Because that would save them the time and effort to write the transition, and skip to the end result.
Feeding whatever information they feel its relevant, afterwards.

And it would probably be “better” in the sense that it would unburden them from the baggage they so hate to carry around regarding previous stories.
Effectively giving them the oportunity to start almost anew and care not for most of the previous stories.

Well, if you are to have said approach a time skip would certainly fix nothing. But that’d be because nothing else would either.

…but they would still have to plan out everything that happened in that transition. That’s years of development they’d have to do.
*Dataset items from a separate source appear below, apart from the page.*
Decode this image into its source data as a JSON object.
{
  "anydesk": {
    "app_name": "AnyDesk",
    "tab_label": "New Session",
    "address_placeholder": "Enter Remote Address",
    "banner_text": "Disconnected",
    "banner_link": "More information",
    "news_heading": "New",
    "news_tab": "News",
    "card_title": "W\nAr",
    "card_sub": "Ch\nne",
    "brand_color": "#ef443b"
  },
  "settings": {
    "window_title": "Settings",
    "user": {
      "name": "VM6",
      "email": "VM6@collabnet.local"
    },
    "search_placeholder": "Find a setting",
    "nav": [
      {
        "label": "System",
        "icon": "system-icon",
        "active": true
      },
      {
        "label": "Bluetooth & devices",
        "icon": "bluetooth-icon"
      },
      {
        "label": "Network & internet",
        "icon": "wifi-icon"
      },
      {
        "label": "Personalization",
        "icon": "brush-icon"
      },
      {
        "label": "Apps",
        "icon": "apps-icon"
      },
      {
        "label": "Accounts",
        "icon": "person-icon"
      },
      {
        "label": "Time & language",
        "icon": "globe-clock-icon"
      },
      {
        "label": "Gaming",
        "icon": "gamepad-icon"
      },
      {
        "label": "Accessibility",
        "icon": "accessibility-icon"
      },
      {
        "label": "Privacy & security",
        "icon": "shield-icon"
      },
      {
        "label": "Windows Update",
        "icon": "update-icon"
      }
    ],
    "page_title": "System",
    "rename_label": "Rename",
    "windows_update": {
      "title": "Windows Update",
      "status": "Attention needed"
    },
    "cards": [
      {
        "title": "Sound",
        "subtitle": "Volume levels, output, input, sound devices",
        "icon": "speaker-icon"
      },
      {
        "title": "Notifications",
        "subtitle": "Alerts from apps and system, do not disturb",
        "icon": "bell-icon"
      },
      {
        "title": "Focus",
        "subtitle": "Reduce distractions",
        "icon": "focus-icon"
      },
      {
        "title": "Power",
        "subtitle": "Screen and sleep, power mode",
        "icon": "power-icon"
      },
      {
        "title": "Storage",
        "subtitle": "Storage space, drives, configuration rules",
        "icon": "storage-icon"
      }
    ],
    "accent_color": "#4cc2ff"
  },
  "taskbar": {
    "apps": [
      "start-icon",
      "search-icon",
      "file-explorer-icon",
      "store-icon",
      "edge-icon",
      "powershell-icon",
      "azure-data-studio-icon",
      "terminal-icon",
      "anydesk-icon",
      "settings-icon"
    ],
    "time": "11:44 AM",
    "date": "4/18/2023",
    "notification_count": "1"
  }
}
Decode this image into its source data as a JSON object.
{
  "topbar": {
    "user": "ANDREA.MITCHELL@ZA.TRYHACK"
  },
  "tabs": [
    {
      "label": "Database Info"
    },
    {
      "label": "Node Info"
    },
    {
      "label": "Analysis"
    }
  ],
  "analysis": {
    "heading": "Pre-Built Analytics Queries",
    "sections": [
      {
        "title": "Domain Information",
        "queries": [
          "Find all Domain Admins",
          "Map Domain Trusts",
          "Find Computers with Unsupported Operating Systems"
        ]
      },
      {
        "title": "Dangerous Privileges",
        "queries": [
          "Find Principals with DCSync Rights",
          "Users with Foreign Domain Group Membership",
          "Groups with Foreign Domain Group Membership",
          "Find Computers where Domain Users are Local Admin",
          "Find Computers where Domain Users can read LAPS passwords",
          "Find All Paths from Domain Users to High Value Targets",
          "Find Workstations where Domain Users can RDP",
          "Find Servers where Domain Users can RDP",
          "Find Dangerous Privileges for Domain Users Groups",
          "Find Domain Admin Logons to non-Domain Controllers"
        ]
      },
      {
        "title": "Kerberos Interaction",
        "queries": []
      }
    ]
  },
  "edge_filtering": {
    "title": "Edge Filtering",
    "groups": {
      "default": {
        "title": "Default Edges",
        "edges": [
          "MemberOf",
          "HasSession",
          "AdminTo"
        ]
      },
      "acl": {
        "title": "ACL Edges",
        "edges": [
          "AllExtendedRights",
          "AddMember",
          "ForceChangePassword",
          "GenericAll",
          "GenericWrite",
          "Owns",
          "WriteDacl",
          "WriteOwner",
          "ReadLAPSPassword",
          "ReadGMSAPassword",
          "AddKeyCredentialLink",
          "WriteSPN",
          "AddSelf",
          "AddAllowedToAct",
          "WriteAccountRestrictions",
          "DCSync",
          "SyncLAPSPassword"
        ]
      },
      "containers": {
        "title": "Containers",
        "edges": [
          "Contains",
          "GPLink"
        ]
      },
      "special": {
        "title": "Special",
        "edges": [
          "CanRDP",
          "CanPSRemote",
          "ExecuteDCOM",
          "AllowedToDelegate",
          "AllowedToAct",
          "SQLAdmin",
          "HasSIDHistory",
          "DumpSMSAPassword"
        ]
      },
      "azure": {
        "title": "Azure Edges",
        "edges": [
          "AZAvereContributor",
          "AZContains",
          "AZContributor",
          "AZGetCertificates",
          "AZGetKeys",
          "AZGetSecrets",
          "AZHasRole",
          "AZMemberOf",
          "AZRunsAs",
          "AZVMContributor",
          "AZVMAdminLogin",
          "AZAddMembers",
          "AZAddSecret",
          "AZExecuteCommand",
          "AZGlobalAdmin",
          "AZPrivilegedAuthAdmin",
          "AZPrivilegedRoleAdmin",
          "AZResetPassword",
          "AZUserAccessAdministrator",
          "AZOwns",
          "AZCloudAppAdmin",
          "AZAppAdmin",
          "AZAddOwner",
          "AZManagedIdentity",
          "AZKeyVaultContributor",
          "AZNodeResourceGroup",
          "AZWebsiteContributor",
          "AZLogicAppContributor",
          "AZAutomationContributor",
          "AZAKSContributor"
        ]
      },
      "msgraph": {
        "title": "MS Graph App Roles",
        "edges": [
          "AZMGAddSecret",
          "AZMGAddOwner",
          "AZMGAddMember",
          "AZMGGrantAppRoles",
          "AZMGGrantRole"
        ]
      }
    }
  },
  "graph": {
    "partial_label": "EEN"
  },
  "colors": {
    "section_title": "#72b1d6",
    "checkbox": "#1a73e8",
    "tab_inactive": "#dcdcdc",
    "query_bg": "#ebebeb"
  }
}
And if they don’t… well, they just made things worse.

But it wouldn’t. Even if we were to skip centuries, loads of the old characters with the old grudges would still be around and relevant. And we weren’t talking centuries. If we are only skipping a few years, almost all of the old cast would still be around, with the possible exception of Genn. The leadership wouldn’t change much, if at all. There would just be some shifting around of generals and heirs… which they have always done anyways. Side characters.

Is that a bad thing? considering their track record I think it would be beneficial for us. We clearly have a basis of comparison from their previous work and we (most of us) disliked/hated it, so them using a time skip then inserting relevant information would avoid unnecessary plot holes,mistakes, and inconsistency.

Many lore characters have no background or a tiny amount, many of the new Racial Leaders are thrown into the story.
Can you name a main character they developed recently and was received positively?

Circling back to examples such as Katherine or Umbric, that doesn’t seem to require that much effort.

It all depends on the state Azeroth is left in when said time skip happens. Years of tenuous peace are easy to summarise in a few lines.
And if you need to throw a few key changes, then you also have remembrance quests, cinematics, short stories, or books.

How much time did it take for players to catch up on what happened offscreen with Kul Tiras? Or what Turalyon and Alleria had been doing?.

Those are some approximations regarding what a time skip feels like: Elements left on hold, and being highlighted for players after some time.

Rather have a more definite line between the “new” lore and the “old” lore, rather than have the current writing team cheapening, botching, or entirely retconning previous stories.

Giving them the oportunity to start their “own thing”, safe-wards the past stories in a way that prevents writers from having to meddle with them in order to present their current ideas.

And I overdosed on Zarao conversations again. Well done, Zarao, you have won the discussion by making me want do anything but talk to you once again. I won’t reply to you anymore today, and I won’t elaborate on that.